Writing is an inevitable part of college; you simply can’t avoid it. You’ll have research papers, english papers, in-class essays, term papers…the list goes on. But, even if you feel that the writing process is actually quite close to physical pain, there are plenty of strategies you can employ to make the process easier and even quicker in the end.
Writing Tip #1 – Know what is expected
Your professor might have mentioned a few tips about your upcoming paper in class last week, or maybe he/she gave you a hand out with some instruction. Make sure to take these helpful tidbits to heart, and make a note of what is said. Chances are, there is a lot more information on the paper than just what is said in class close to the impeding dealing, however. Look in you syllabus- it might have a section detailing papers and assignments, look on the course website for further explanation or guidelines, talk to someone you may know that took the same course last semester, and if you still feel the need for more info and clarification, go talk to the professor during office hours. That’s what they’re for, after all. Getting your hands on as much information on the paper as possible will help you tremendously. Knowing what is expected can reduce a lot of stress and make the whole writing process much easier.
Writing Tip #2 – Organize
You might be sick of hearing about how “you really should get more organized”, but regardless of how annoying it sounds, organization will save you time and many headaches in the long run. The same goes for writing papers- you have to get your sources, information, guidelines, and thoughts organized if you are hoping to get a concise, organized paper as an end result. Start by making an outline of your paper, based upon all the requirements given. This will give you a rough idea of what will fill up your paper, and where everything will go. In your outline, organize all your sources into the appropriate sections. It might be a good idea to print off your outline and use it as a reference as you write your paper- it will help keep you organized and on track.
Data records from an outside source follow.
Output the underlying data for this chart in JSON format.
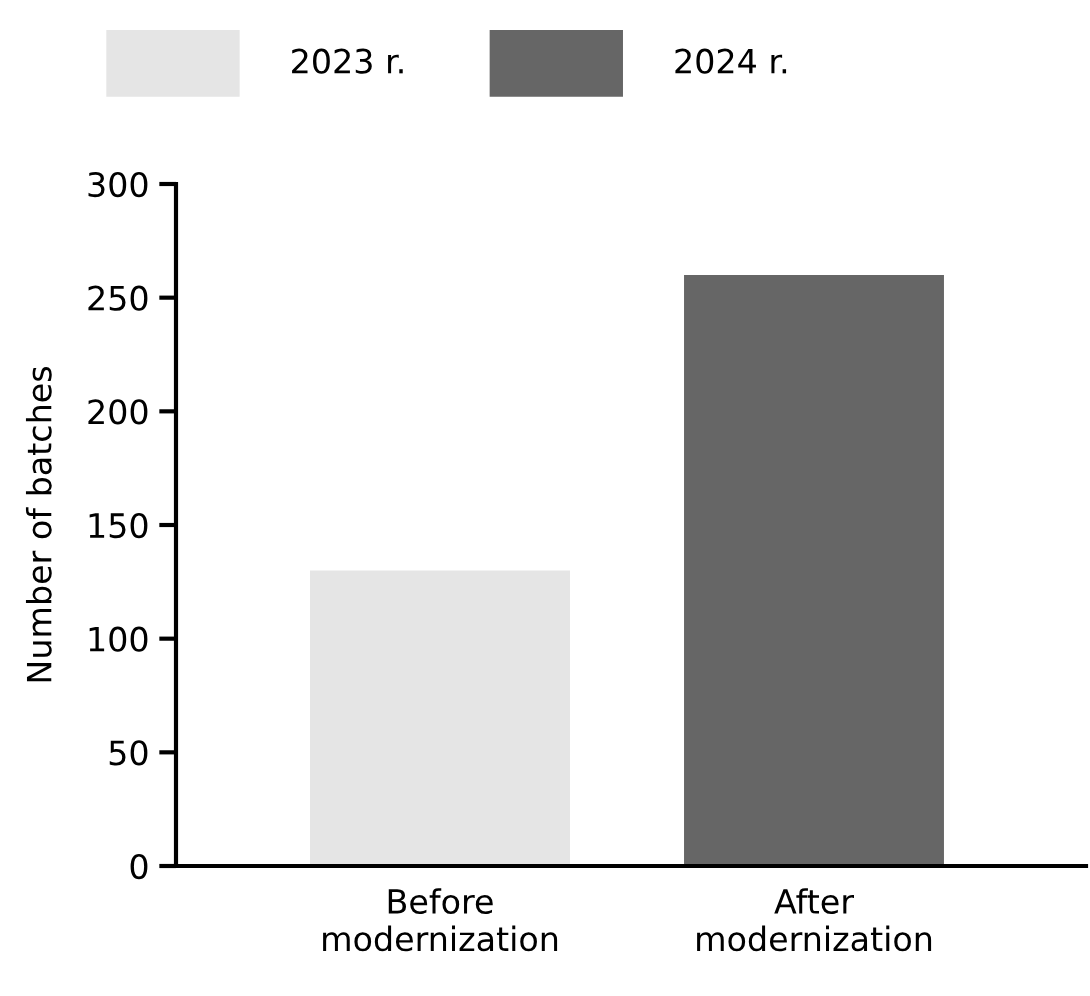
{
  "chart_data": {
    "type": "bar",
    "ylabel": "Number of batches",
    "categories": [
      "Before\nmodernization",
      "After\nmodernization"
    ],
    "series": [
      {
        "name": "2023 r.",
        "color": "#e5e5e5",
        "values": [
          130,
          null
        ]
      },
      {
        "name": "2024 r.",
        "color": "#666666",
        "values": [
          null,
          260
        ]
      }
    ],
    "stacked": true,
    "ylim": [
      0,
      300
    ],
    "yticks": [
      0,
      50,
      100,
      150,
      200,
      250,
      300
    ],
    "grid": false,
    "legend": "top left"
  }
}
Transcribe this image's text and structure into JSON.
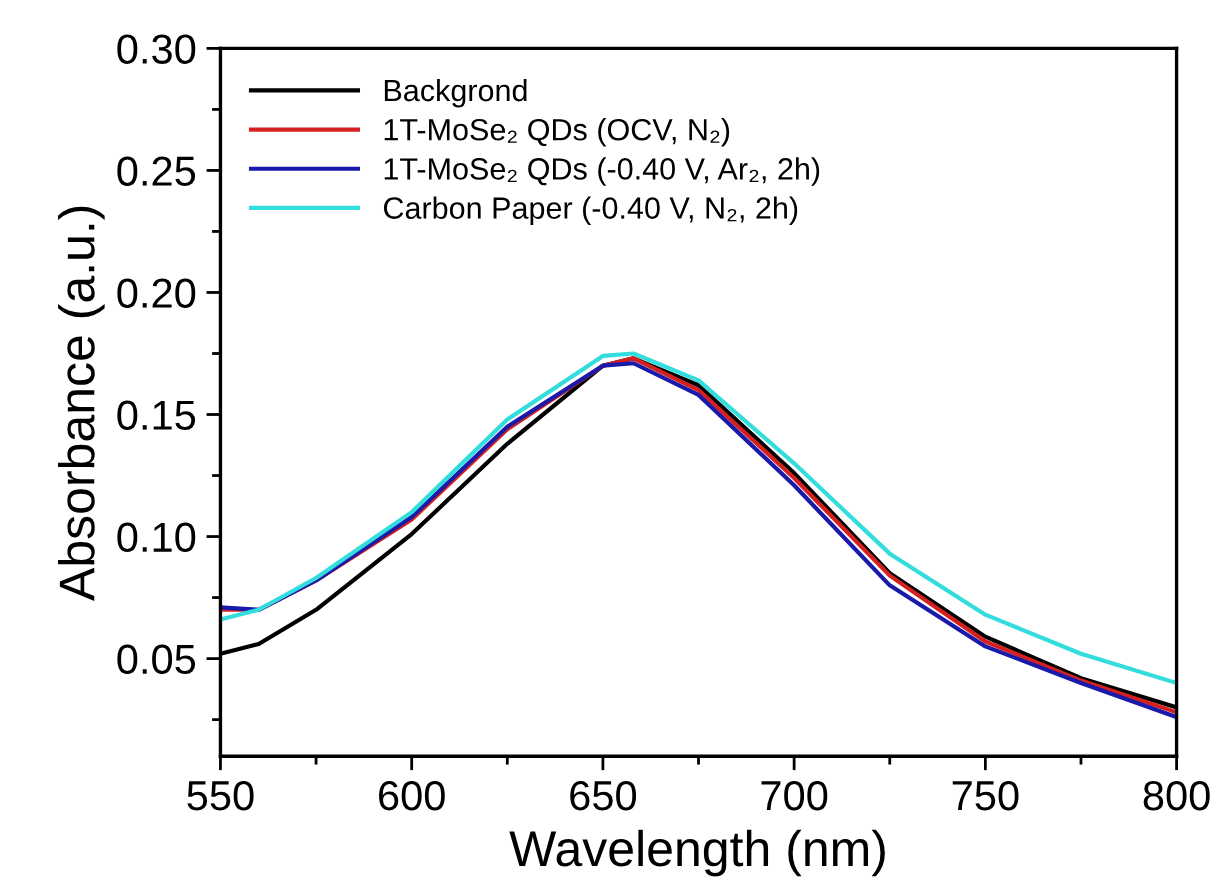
{
  "chart_data": {
    "type": "line",
    "xlabel": "Wavelength (nm)",
    "ylabel": "Absorbance (a.u.)",
    "x": [
      550,
      560,
      575,
      600,
      625,
      650,
      658,
      675,
      700,
      725,
      750,
      775,
      800
    ],
    "series": [
      {
        "name": "Backgrond",
        "color": "#000000",
        "values": [
          0.052,
          0.056,
          0.07,
          0.101,
          0.138,
          0.17,
          0.173,
          0.162,
          0.126,
          0.085,
          0.059,
          0.042,
          0.03
        ]
      },
      {
        "name": "1T-MoSe₂ QDs (OCV, N₂)",
        "color": "#d62020",
        "values": [
          0.07,
          0.07,
          0.082,
          0.107,
          0.144,
          0.17,
          0.173,
          0.16,
          0.124,
          0.084,
          0.057,
          0.041,
          0.028
        ]
      },
      {
        "name": "1T-MoSe₂ QDs (-0.40 V, Ar₂, 2h)",
        "color": "#1a1aaa",
        "values": [
          0.071,
          0.07,
          0.082,
          0.108,
          0.145,
          0.17,
          0.171,
          0.158,
          0.121,
          0.08,
          0.055,
          0.04,
          0.026
        ]
      },
      {
        "name": "Carbon Paper (-0.40 V, N₂, 2h)",
        "color": "#33dddd",
        "values": [
          0.066,
          0.07,
          0.083,
          0.11,
          0.148,
          0.174,
          0.175,
          0.164,
          0.13,
          0.093,
          0.068,
          0.052,
          0.04
        ]
      }
    ],
    "xlim": [
      550,
      800
    ],
    "xticks": [
      550,
      {
        "value": 575,
        "label": null
      },
      600,
      {
        "value": 625,
        "label": null
      },
      650,
      {
        "value": 675,
        "label": null
      },
      700,
      {
        "value": 725,
        "label": null
      },
      750,
      {
        "value": 775,
        "label": null
      },
      800
    ],
    "ylim": [
      0.01,
      0.3
    ],
    "yticks": [
      {
        "value": 0.025,
        "label": null
      },
      0.05,
      {
        "value": 0.075,
        "label": null
      },
      {
        "value": 0.1,
        "label": "0.10"
      },
      {
        "value": 0.125,
        "label": null
      },
      0.15,
      {
        "value": 0.175,
        "label": null
      },
      {
        "value": 0.2,
        "label": "0.20"
      },
      {
        "value": 0.225,
        "label": null
      },
      0.25,
      {
        "value": 0.275,
        "label": null
      },
      {
        "value": 0.3,
        "label": "0.30"
      }
    ],
    "grid": false,
    "legend": "top left",
    "marker": "none",
    "line_style": "solid"
  }
}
Writing Tip #3 – Don’t Cram
The typical college schedule doesn’t usually leave you with a lot of down time. Assignments, exams, and papers seem to sneak up with little warning and you probably often find yourself staying up late to finish that six page essay or research paper for class the next morning. However, knowing when papers are due well in advance can give you a big advantage. A good strategy to avoiding last minute papers is to mark down all (or at least big) assignments in an organizer or on a desk calendar. On the first day of class, when you receive your syllabus, find the section that outlines the class material and assignments (most of the time all required papers and assignments along with due dates will be listed) and mark all the dates down right away. This way, you’ll know ahead of time when papers are coming up, and therefore you will have time to prepare.
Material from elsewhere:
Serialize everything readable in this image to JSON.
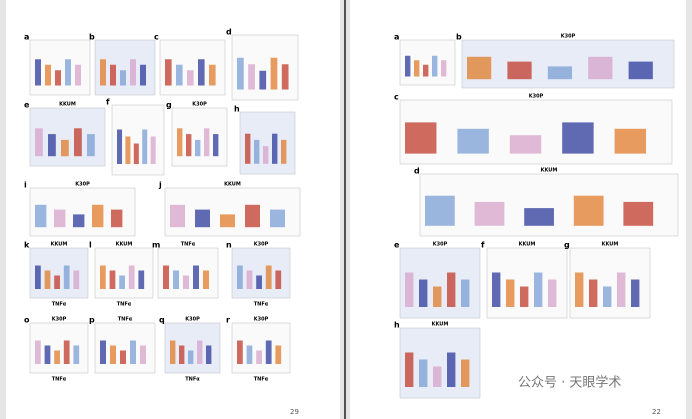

Writing Tip #4 – Brainstorm Now, Revise Later
Each individual has their own style of the revision process. Some people like to revise as they go, some revise after they have finished a section, and some revise after the entire paper is done. However, if you are having a hard time getting started and are worried about coming up with content for the paper, you may want to toss the revision process completely out the window (for now) and concentrate completely on brainstorming. Get all your ideas out, even if they aren’t organized (you can always use your handy outline later to get things back in shape). This way, you will (hopefully) get past the initial step and will have plenty of content and ideas to work with. Now is the time to bring back revision: go through your paper and start to edit, organize, add, and delete where necessary.
Writing Tip #5 – Get Examples
If (after organizing, brainstorming, and looking over guidelines) you are still having trouble getting started and formulating your paper, you can always go hunting for similar and relevant works to spark your imagination and jumpstart your writing. If you are working on a research paper about cellular respiration, go to google.com and search for a college paper on that, or a similar, topic. There are plenty out there, and they can be good inspiration. Be careful not to use it as an “outline” however- you might be surprised how quickly it can turn into copying (aka plagiarism).
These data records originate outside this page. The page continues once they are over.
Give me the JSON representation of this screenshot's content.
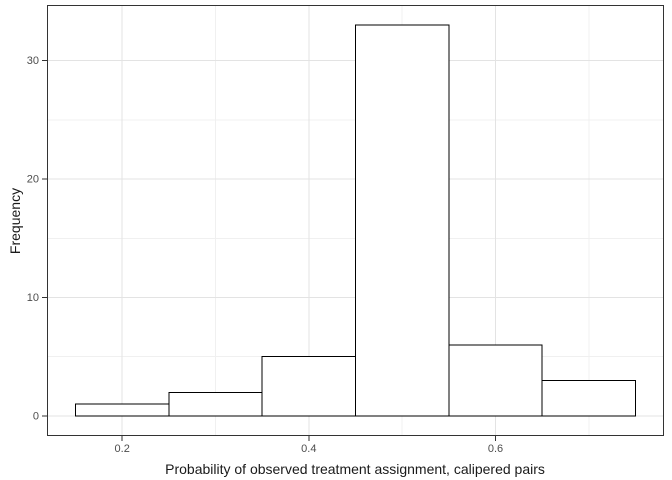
{
  "chart_data": {
    "type": "bar",
    "subtype": "histogram",
    "title": "",
    "xlabel": "Probability of observed treatment assignment, calipered pairs",
    "ylabel": "Frequency",
    "bins": [
      {
        "x0": 0.15,
        "x1": 0.25,
        "count": 1
      },
      {
        "x0": 0.25,
        "x1": 0.35,
        "count": 2
      },
      {
        "x0": 0.35,
        "x1": 0.45,
        "count": 5
      },
      {
        "x0": 0.45,
        "x1": 0.55,
        "count": 33
      },
      {
        "x0": 0.55,
        "x1": 0.65,
        "count": 6
      },
      {
        "x0": 0.65,
        "x1": 0.75,
        "count": 3
      }
    ],
    "x_ticks": [
      {
        "v": 0.2,
        "label": "0.2"
      },
      {
        "v": 0.4,
        "label": "0.4"
      },
      {
        "v": 0.6,
        "label": "0.6"
      }
    ],
    "y_ticks": [
      {
        "v": 0,
        "label": "0"
      },
      {
        "v": 10,
        "label": "10"
      },
      {
        "v": 20,
        "label": "20"
      },
      {
        "v": 30,
        "label": "30"
      }
    ],
    "x_minor": [
      0.3,
      0.5,
      0.7
    ],
    "y_minor": [
      5,
      15,
      25
    ],
    "xlim": [
      0.12,
      0.78
    ],
    "ylim": [
      -1.65,
      34.65
    ],
    "grid": true,
    "legend": "none",
    "colors": {
      "background": "#ffffff",
      "panel_background": "#ffffff",
      "bar_fill": "#ffffff",
      "bar_stroke": "#000000",
      "grid_major": "#e3e3e3",
      "grid_minor": "#f0f0f0",
      "panel_border": "#333333",
      "tick": "#333333",
      "tick_label": "#4d4d4d",
      "axis_title": "#1a1a1a"
    }
  }
}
If your campus offers any sort of writing instruction or tutoring to it’s students, it would be highly advisable to take advantage of such resources. Having a fresh set of eyes go over your paper can help catch little grammar mistakes and organizational faults. Remember that, most of the time, professors are willing to go over rough drafts or at least answer questions about papers during office hours. Make sure to utilize all your options, ask questions, and give yourself enough time. Covering these basics can greatly improve your writing experience and, most likely, your GPA.